- Coordinates (Włodawa): 51°33′N 23°33′E﻿ / ﻿51.550°N 23.550°E
- Country: Poland
- Voivodeship: Lublin
- County: Włodawa
- Seat: Włodawa

Area
- • Total: 243.75 km^{2} (94.11 sq mi)

Population (2006)
- • Total: 5,936
- • Density: 24/km^{2} (63/sq mi)
- Website: http://www.gmina-wlodawa.pl/

= Gmina Włodawa =

Gmina Włodawa is a rural gmina (administrative district) in Włodawa County, Lublin Voivodeship, in eastern Poland, on the border with Belarus and Ukraine. Its seat is the town of Włodawa, although the town is not part of the territory of the gmina.
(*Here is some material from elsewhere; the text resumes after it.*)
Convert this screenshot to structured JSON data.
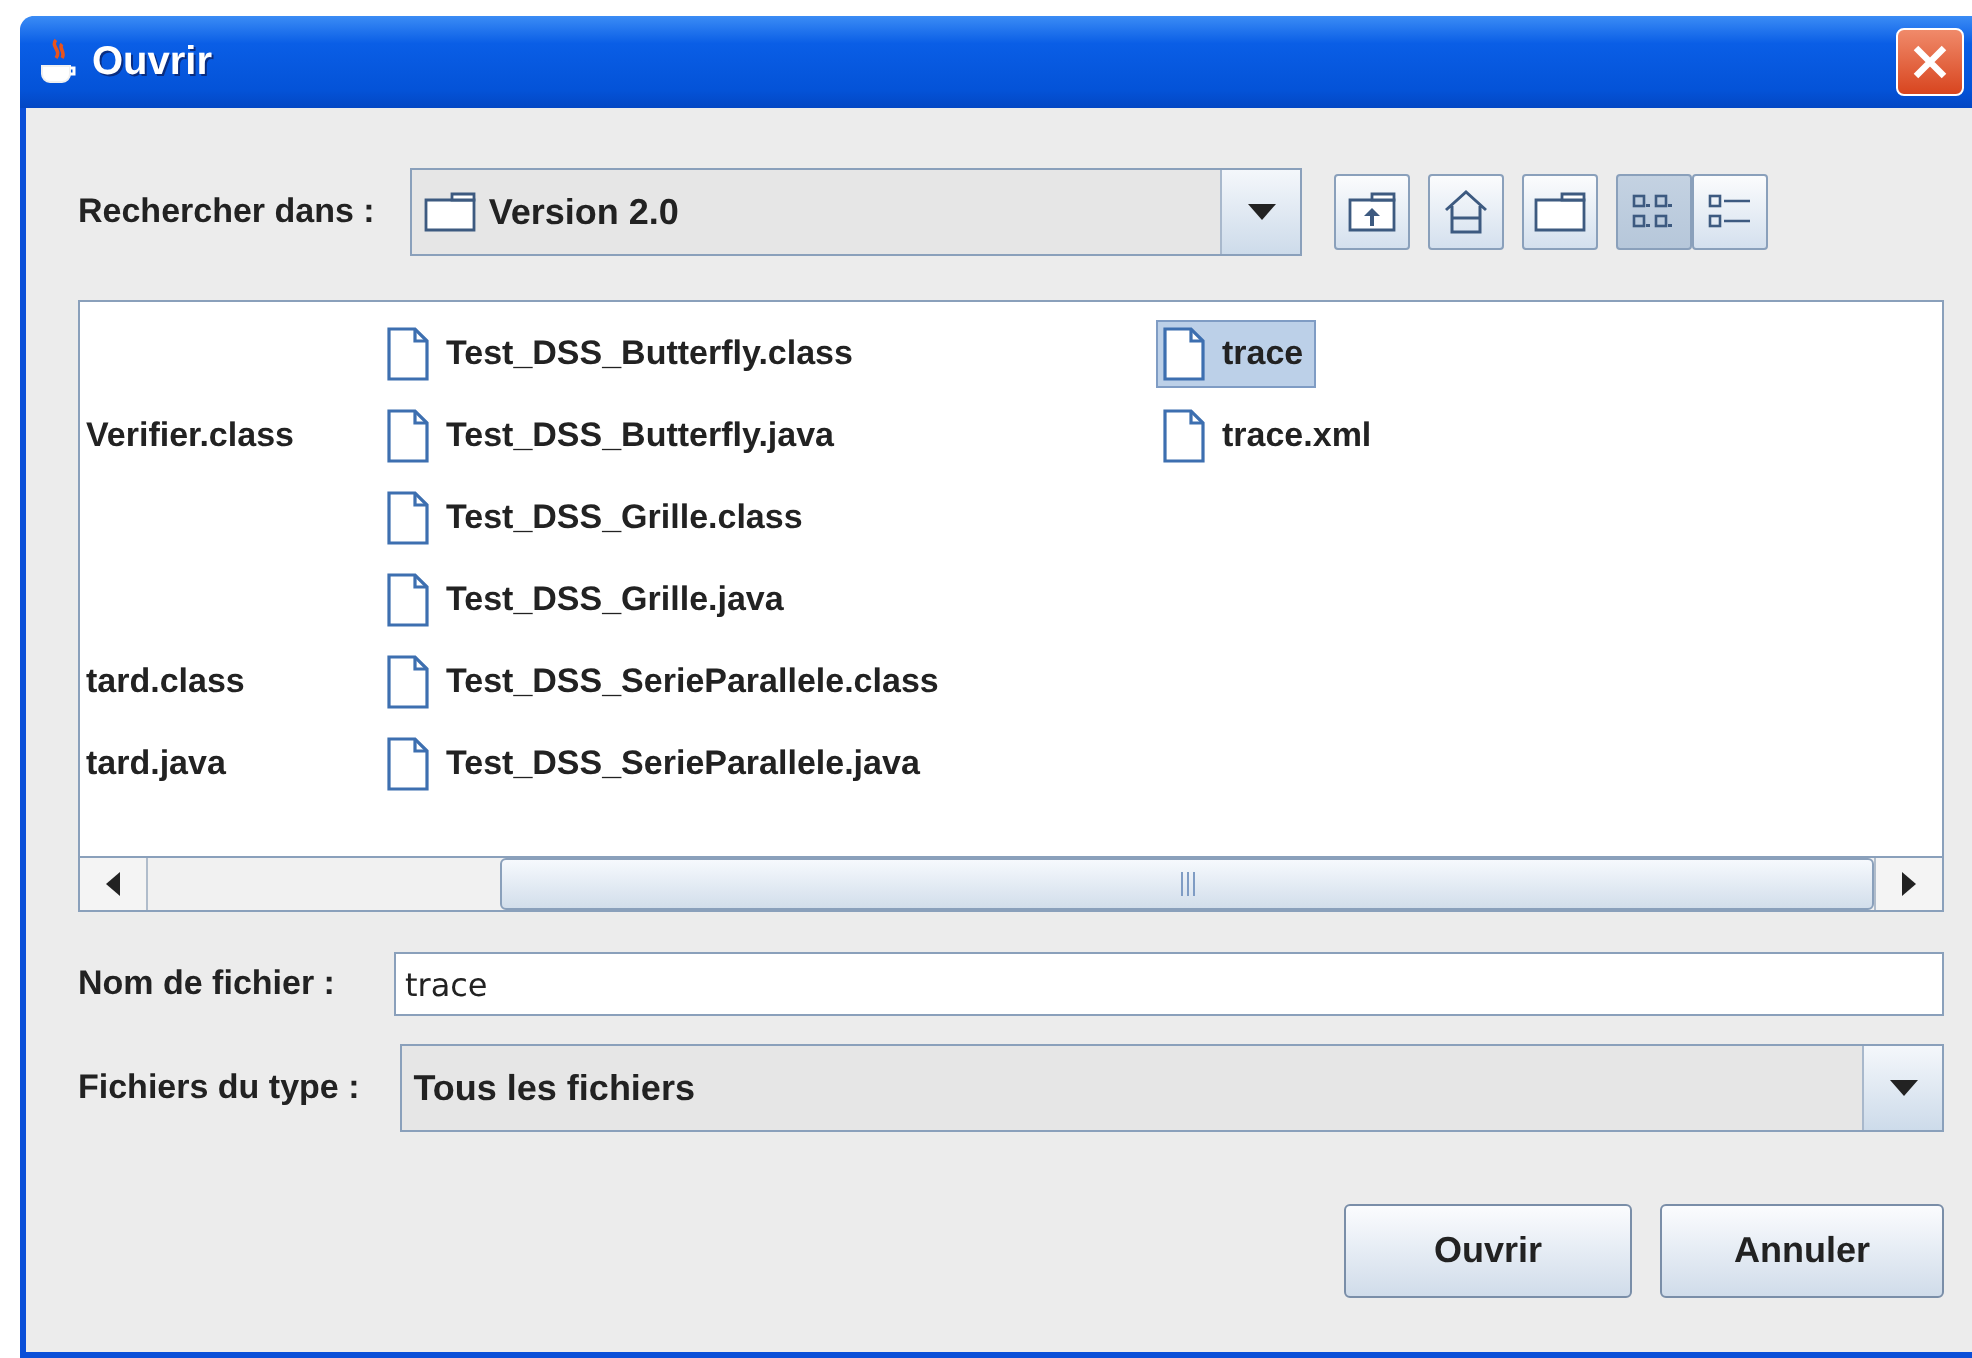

The gmina covers an area of 243.75 km2, and as of 2006 its total population is 5,936.

==Villages==
Gmina Włodawa contains the villages and settlements of Korolówka, Korolówka-Kolonia, Korolówka-Osada, Krasówka, Luta, Okuninka, Orchówek, Połód, Różanka, Sobibór, Stawki, Suszno, Szuminka, Wołczyny, Żłobek Duży, Żłobek Mały and Żuków.

==Neighbouring gminas==
Gmina Włodawa is bordered by the town of Włodawa and by the gminas of Hanna, Hańsk, Wola Uhruska and Wyryki. It also borders Belarus and Ukraine.